A história da suposta censura em Serralves à exposição do artista norte-americano Robert Mapplethorpe (1946-1989) é uma trapalhada de todo o tamanho. Certamente que existem bastidores negros, pormenores que nunca chegarão ao grande público. O dito e o não dito: a entrevista da antiga ministra da cultura, Isabel Pires de Lima, ao Expresso; as declarações do director artístico e curador demissionário, João Ribas, ao Público. Acresce: pequena manif para destituir a administração composta por Ana Pinho (Presidente), Manuel Cavaleiro Brandão (Vice- Presidente), Manuel Ferreira da Silva (Vice-Presidente); Isabel Pires de Lima (Vice-Presidente); Vera Pires Coelho; Carlos Moreira da Silva; António Pires de Lima e José Pacheco Pereira.

A administração que começou por reagir laconicamente, a seguir corrige o tiro (ontem em conferência de imprensa, a mesma administração declara que nunca houve censura em Serralves e que as decisões foram todas da responsabilidade do curador). O curador e director artístico demissionário (então, o homem demite-se mas vai ao vernissage?!) apresenta a sua demissão por email. Porquê? Os membros do Conselho de Administração dizem que não sabem.

Também achei graça ao director do Museu Nacional de Arte Antiga, em Lisboa, António Filipe Pimentel, que comentando a polémica achou por bem dizer-nos que a Fundação Serralves tem mais apoio do Estado que a maioria dos museus (“Só em Serralves [o ministério da Cultura] investe mais que em todos os museus públicos nacionais”), ou seja, 40% do financiamento da Fundação Serralves é proveniente do orçamento do Ministério da Cultura. Para quem não se recorde, o orçamento para a Cultura não chega sequer a um por cento do Orçamento de Estado. Sobre este facto – não tenho porque não acreditar nas declarações de António Pimentel – não me recordo de ler mais uma linha sequer. Mas não ficamos por aqui.

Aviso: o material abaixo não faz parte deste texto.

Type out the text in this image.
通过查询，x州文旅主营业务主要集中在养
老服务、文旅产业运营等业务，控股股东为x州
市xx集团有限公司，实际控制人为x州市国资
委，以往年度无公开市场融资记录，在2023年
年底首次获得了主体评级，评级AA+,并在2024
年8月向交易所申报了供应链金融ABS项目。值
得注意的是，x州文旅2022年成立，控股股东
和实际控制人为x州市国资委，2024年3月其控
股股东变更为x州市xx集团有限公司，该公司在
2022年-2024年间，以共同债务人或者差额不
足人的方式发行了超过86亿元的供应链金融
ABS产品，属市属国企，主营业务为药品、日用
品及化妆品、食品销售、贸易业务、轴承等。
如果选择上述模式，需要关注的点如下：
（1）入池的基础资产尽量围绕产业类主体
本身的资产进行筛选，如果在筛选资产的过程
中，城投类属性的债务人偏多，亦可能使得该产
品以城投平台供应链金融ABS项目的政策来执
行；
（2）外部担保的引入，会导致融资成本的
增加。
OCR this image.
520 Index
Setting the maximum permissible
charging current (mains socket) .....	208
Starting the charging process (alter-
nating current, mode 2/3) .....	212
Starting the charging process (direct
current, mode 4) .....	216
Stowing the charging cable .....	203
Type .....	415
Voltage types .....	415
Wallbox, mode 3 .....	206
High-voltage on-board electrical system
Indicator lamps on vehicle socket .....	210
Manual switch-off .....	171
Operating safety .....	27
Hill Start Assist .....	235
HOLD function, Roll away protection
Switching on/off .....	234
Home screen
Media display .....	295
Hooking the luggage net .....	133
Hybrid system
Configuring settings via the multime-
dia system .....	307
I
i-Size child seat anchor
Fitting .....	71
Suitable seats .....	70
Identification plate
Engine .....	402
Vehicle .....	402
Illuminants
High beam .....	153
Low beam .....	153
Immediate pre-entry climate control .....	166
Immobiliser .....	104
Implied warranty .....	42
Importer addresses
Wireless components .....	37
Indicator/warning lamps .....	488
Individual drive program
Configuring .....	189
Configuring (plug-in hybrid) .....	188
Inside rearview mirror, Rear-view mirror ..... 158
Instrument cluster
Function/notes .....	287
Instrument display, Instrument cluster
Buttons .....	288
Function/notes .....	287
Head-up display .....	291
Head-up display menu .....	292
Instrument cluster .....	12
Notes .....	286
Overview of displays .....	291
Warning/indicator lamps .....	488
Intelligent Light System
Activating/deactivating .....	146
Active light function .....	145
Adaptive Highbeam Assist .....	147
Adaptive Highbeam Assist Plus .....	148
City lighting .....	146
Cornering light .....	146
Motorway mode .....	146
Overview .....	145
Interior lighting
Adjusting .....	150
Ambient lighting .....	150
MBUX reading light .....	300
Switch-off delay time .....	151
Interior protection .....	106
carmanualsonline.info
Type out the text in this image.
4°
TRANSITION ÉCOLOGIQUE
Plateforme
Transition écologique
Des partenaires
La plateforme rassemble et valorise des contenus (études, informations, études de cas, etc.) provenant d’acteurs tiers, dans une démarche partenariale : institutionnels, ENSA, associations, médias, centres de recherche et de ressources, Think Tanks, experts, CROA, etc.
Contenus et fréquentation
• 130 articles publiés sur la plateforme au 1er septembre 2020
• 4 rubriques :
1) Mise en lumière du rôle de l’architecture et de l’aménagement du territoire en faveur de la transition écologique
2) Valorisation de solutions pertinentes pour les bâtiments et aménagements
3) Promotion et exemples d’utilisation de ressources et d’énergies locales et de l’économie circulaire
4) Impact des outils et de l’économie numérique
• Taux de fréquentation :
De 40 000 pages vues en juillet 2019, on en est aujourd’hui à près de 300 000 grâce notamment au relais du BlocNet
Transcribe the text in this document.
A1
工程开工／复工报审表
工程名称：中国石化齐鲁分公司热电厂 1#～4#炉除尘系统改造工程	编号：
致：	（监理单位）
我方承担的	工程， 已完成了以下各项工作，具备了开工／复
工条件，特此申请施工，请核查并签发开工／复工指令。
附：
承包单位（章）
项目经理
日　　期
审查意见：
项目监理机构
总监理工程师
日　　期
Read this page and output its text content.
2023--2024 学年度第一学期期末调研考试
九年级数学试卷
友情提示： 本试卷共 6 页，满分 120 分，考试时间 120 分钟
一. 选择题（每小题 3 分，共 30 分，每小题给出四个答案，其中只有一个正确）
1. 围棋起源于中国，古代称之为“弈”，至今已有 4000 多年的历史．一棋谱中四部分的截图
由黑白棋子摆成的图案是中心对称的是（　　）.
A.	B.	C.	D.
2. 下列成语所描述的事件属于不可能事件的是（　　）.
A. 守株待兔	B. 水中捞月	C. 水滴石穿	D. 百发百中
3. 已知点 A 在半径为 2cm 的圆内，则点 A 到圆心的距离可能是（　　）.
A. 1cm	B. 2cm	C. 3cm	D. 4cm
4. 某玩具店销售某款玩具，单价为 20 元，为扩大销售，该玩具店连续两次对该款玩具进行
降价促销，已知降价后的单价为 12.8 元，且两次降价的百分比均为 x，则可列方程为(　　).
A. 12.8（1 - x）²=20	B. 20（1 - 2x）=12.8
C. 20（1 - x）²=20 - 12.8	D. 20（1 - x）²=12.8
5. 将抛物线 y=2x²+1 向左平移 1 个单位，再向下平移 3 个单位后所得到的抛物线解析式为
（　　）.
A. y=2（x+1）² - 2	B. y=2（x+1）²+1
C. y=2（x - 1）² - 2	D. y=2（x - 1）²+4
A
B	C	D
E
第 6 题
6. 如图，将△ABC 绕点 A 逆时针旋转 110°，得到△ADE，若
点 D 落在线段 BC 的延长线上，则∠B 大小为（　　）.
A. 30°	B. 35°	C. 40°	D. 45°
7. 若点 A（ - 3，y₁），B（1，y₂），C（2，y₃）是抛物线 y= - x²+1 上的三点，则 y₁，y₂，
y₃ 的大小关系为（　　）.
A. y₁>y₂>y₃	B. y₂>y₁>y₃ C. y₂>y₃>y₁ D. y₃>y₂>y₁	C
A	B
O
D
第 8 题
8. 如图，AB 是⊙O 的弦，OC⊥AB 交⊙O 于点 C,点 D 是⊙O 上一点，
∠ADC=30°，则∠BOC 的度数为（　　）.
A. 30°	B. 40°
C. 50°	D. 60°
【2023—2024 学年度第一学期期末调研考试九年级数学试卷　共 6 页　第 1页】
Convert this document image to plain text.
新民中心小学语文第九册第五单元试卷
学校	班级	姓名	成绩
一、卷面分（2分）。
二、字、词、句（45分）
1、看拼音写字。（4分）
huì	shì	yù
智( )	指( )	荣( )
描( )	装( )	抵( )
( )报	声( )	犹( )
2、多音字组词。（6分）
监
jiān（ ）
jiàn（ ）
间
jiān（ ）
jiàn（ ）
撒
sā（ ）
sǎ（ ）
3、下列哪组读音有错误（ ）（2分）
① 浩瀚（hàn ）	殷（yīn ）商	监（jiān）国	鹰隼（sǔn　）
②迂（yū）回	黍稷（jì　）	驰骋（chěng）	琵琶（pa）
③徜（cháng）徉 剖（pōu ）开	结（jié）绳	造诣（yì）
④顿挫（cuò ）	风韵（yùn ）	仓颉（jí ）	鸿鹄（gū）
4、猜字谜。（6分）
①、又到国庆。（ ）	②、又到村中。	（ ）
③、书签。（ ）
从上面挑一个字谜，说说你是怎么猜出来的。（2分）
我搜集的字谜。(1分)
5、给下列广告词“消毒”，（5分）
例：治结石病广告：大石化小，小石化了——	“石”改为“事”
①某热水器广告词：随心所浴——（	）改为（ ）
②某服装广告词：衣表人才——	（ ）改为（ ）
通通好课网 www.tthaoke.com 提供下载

Lúcido, o director do Museu Nacional de Arte Antiga explicou que em Serralves, na exposição da Colecção Sonnabend, esteve exposta uma fotografia da artista porno Cicciolina. Não se tratava, como é bom de ver, de pornografia, era arte.

Conclusão? Uma telenovela para apimentar a nossa existência, é certo. No fim, o artista – exposto em Portugal várias vezes em anos anteriores, mesmo que não numa retrospectiva de obra – ganhou: as visitas a Serralves foram muitas, mais de seis mil pessoas em quatro dias. Vamos lá ver o que é isso de sexualmente explícito e chocante? Vamos, mas olhem que é arte, só isso, arte. O resto é politiquice e intriga.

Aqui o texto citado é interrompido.